Bestiario del sogno, di Franco Santucci

Wojtek porta in libreria Bestiario del sogno, di Franco Santucci. Una raccolta di sedici storie in cerca di illuminazione. Animismo e riflessione storica, il dominio della macchina e l’ineffabilità dei legami amorosi: con un misto di ponderazione e spregiudicatezza, Santucci usa i mezzi e i temi della letteratura fantastica per forzare una via verso l’inconscio.

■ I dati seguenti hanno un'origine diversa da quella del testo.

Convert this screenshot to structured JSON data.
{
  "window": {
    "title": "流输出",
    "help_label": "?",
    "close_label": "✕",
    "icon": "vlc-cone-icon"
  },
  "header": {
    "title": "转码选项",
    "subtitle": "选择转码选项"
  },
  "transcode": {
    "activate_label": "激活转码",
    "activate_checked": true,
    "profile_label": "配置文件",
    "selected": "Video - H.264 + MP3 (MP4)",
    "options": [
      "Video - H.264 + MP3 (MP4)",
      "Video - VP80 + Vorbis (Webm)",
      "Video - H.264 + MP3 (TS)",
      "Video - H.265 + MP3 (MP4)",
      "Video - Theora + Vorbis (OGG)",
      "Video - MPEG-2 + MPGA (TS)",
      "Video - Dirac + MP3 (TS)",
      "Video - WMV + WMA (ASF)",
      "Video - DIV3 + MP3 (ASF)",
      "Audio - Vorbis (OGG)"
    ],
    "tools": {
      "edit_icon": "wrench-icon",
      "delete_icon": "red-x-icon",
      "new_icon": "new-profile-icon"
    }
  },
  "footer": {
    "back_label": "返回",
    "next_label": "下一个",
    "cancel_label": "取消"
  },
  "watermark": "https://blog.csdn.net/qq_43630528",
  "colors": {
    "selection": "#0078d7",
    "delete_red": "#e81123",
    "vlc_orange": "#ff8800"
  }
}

Cattedrale vi propone uno dei racconti del libro, per gentile concessione dell’editore.

Serpente bianco
di
Franco Santucci

Dissi a mio figlio di non togliersi le ciabatte perché potevano esserci dei pezzi di vetro. Alle spalle ci lasciavamo il molo e una luce giallo tenue che né il bianco della banchina né i riverberi sull’acqua del canale erano riusciti a scaldare. Di fronte, una dozzina di persone ammiravano delle ossa di dinosauro: uno scheletro era eretto con la naturalezza statica di un’impalcatura da museo; l’altro, una femmina, parzialmente sommerso, eccetto che per l’enormità di costole che lottavano con la sabbia e il tempo.
Era una specie di tirannosauro, ma volli affrettarmi per evi tare che il bambino vi sostasse troppo. La nostra meta era la f ine del lido privato dove gli spazi si sarebbero allargati e gli ombrelloni divenuti meno frequenti, nello stesso luogo in cui andavo con i miei fratelli e i miei genitori, ognuno armato di zaini o sedie.
Superato quel punto trovammo due uomini e una donna intenti a guardare sulla sabbia un serpente bianco sdraiato sul dorso, la lingua protrattile in un movimento continuo e ripetitivo. La grandezza era quella di un grosso biacco, ma la posizione riversa e la sua immobilità non mi permettevano di capire di quale specie fosse, anche se dalle squame ventrali, biancastre, si intuiva che il lato nascosto era dello stesso colore. Lo oltrepassai temendo che mio figlio potesse essere morso e che quella catalessi fosse una tecnica dell’animale, una specie di tanatosi malriuscita; il piedino fu ai limiti del capo rovesciato del rettile e sembrò che la sua lingua mobile lo toccasse impercettibile proprio nell’attimo del passaggio.
Chiesi alla donna in costume se fosse una specie velenosa e quale nome avesse e lei, amareggiata e affranta per il serpente, e sorpresa dalla mia richiesta, pronunciò una parola che iniziava con la O seguita da un molteplicità irriproducibile di consonanti che avrebbe dovuto essere un nome ma era un proposito. Piangendo afferrò l’ofide che, nel momento della presa, aveva non una ma due teste, capovolte entrambe e con la lingua in sincrono, e lo lanciò in mare.
Vidi l’animale volare via e affondare nelle onde vicino alla riva, in un palmo d’acqua limpida nella luce pomeridiana. Biasimai la donna per tutta quella foga, al serpente non sarebbe servito a molto, era venuto per morire sulla spiaggia, attendere e conoscere mio figlio, sfiorargli la pelle come in un bacio e sibilare la nostra distanza, allora guardai il mare e ne sentii la voce, anche mia: «Ci siamo detti addio senza salutarci».